Friday, May 20, 2011

First bike-iversary

The rain let up enough for a little ride. The ladybug boots are there for the puddles.
Today was a big day. It was the last day of school and our girl's first bike-iversary, a term we've decided appropriate for marking the occasion. It was one year ago today that she first rode a pedal bike. In the year that has passed, she's become an ever more accomplished rider. This may be the summer of learning about mountain biking.

Recently I had a question from a reader regarding how we liked the Electra and how it has worked out for her. This prompted me to spend some time reflecting on not only the bike, but the learning to ride process. I thought it deserving of a bit more prominence than to reside in the comments section of an old post, so the following is a brief synopsis of our experience.

We used the balance method of learning to ride, and never used training wheels. It was quick, easy and fun for both parent and kid. We started out with a Scuut balance bike followed by a 12.5 inch wheeled pedal bike, followed by the larger 16 inch wheeled Electra.

For those unfamiliar with the balance method, the gist is to learn to balance a bike first, then introduce pedaling once balancing is mastered. Any bike can work, but smallish bikes are easiest. A cheap second hand 12.5" bike is a good starting point, depending on the kid's size. Just take the pedals off and lower the seat so that the rider can put both feet flat on the ground. The kid pushes herself along with her feet, quickly learning to lift them to coast, and thus learning to balance. The whole process can be mastered in as little as a few hours of practice, but easy, never forced practice spread out over several days or weeks is probably more typical. After balancing feels comfortable, then you can introduce pedals.

She rode her balance bike on and off for a couple of months. I slapped together a balance bike for myself out of an old frame I had, so that we could ride bikes together without her being too inquisitive about the differences between our bikes. One day, on her own volition she asked to try her pedal bike of the same size, and immediately took to it. Within an hour, she was riding reasonably well, starting, stopping and turning with increasing confidence.
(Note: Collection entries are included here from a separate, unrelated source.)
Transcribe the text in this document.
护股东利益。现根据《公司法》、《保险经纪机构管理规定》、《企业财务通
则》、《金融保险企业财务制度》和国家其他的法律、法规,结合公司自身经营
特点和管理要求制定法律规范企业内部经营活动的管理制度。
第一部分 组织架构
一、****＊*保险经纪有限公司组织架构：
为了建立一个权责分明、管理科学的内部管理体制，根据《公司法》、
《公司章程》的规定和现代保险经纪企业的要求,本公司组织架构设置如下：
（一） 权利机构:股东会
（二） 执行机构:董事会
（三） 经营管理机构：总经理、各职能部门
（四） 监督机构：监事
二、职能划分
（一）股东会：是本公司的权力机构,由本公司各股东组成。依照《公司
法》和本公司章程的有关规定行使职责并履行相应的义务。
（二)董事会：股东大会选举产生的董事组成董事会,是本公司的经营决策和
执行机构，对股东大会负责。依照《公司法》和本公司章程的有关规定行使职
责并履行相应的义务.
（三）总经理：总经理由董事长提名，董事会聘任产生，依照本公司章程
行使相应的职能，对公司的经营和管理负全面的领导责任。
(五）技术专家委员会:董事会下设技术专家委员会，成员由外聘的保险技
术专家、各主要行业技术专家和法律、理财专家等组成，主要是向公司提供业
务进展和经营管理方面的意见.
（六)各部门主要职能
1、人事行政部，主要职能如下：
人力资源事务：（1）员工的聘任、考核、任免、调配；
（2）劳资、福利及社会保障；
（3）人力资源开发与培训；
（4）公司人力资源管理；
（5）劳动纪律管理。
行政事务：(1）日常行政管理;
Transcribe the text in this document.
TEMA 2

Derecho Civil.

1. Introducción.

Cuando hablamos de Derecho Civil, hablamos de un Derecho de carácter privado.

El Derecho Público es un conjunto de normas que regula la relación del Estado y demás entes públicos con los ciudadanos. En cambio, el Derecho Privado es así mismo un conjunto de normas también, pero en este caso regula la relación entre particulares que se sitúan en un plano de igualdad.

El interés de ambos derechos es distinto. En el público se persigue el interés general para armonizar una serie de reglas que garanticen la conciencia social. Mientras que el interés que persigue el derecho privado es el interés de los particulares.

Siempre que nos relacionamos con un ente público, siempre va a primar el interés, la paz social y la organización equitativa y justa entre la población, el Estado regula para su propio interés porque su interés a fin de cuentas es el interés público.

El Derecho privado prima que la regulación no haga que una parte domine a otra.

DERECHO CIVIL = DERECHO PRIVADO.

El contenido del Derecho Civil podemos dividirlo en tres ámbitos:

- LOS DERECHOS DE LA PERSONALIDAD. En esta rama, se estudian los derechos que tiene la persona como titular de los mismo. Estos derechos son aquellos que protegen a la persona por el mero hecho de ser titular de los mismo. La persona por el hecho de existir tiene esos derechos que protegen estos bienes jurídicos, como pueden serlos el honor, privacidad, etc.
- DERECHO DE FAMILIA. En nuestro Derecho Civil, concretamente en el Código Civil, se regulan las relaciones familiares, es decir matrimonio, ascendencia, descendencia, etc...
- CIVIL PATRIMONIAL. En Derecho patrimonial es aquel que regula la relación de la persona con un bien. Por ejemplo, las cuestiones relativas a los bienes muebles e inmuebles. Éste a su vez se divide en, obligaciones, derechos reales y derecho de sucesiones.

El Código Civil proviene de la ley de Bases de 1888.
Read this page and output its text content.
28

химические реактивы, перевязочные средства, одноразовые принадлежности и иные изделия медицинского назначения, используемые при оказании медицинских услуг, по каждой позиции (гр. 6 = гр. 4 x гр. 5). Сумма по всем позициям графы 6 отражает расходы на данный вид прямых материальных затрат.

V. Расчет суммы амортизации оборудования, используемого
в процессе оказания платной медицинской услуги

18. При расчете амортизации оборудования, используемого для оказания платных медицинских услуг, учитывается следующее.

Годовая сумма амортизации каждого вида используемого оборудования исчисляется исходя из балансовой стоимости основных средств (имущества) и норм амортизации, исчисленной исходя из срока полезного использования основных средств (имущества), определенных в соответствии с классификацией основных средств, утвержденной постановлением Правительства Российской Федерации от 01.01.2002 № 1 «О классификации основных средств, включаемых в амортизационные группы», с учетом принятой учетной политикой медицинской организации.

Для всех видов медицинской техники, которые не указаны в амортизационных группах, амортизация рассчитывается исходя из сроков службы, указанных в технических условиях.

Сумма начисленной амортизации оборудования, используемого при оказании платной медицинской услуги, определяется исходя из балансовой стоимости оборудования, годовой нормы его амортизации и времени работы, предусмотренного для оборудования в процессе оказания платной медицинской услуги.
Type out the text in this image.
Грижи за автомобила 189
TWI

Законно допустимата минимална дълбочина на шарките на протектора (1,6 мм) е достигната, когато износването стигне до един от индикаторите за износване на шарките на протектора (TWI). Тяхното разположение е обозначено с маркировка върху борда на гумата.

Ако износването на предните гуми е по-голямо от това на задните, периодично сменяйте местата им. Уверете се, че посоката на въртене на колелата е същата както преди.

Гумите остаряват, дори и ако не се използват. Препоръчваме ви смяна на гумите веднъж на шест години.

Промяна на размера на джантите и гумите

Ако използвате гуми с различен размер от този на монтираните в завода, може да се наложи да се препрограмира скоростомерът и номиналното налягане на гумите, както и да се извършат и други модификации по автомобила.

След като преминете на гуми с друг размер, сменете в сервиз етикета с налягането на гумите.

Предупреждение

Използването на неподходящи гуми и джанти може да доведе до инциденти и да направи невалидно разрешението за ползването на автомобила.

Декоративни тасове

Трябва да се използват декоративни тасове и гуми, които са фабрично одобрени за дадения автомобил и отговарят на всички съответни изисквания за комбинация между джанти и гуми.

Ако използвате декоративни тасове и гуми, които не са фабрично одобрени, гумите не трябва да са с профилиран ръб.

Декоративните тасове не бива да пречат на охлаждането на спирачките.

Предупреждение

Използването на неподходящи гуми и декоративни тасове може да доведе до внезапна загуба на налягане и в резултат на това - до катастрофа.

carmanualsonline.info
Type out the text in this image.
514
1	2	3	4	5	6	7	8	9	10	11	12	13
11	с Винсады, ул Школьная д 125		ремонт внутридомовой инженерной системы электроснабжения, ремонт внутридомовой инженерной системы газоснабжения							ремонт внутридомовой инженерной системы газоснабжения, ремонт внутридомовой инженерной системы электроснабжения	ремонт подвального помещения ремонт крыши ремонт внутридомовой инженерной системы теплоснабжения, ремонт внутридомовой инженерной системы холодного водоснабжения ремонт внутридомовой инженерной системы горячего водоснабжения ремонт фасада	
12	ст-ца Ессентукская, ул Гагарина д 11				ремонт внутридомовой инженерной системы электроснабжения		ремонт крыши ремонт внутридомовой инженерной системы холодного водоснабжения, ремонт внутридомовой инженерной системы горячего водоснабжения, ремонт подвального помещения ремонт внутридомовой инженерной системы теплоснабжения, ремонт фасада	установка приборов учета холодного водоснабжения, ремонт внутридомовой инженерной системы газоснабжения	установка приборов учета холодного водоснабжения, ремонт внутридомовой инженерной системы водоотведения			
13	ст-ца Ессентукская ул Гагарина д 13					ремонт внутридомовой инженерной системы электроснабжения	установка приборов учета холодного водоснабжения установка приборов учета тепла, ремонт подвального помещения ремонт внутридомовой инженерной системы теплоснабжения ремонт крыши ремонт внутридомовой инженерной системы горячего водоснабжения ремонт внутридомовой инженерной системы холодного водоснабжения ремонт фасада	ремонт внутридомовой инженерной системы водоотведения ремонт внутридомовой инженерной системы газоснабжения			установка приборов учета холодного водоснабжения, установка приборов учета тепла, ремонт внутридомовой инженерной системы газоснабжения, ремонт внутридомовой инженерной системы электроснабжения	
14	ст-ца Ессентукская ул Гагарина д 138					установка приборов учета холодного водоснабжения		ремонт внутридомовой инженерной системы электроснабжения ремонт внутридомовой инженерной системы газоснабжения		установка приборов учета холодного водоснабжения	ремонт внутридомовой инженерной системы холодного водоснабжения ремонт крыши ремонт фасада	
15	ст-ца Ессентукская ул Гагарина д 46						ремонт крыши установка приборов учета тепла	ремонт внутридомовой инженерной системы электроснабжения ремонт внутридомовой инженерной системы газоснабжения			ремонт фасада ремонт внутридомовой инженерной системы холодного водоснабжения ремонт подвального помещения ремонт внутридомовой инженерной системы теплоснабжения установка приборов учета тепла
It should be noted that during this whole process and for at least a year prior to this experience, she rode on the back of the Big Dummy many, many miles. It's possible that riding on the Dummy helped her internalize balancing skills and assisted her body and mind to absorb what it feels like to be moving on two wheels. If this hypothesis is correct, then a child riding on the bike of a parent before learning to ride on her own could contribute to the learning process. At some point I may investigate this in more detail. At any rate, we continue to enjoy riding together on the Big Dummy as well as on separate bikes, and hopefully she picks up practical skills and an understanding of safety on the road.

Below are a few short movies from a year ago on the first day she rode a pedal bike, taken within an hour of her first attempt. My favorite is the second clip during which she announces excitedly, "I made a heart." Here's to the first year of a long lifetime of riding.


  1. I'm relatively certain that the key to riding a bike for little girls is a pink bike. :-) Congrats on one super year Stella!!

  2. It's painfully obvious that I am a male and a Daddy because I overlooked such an important feature. Yes, pink would appear to be essential to success. Stella says thanks!

  3. I appreciate your post as my own daughter is making the transition from a push bike to a pedal bike.

  4. Mark,
    Congratulations to your daughter for making the transition. It's really a magical time that you will always remember.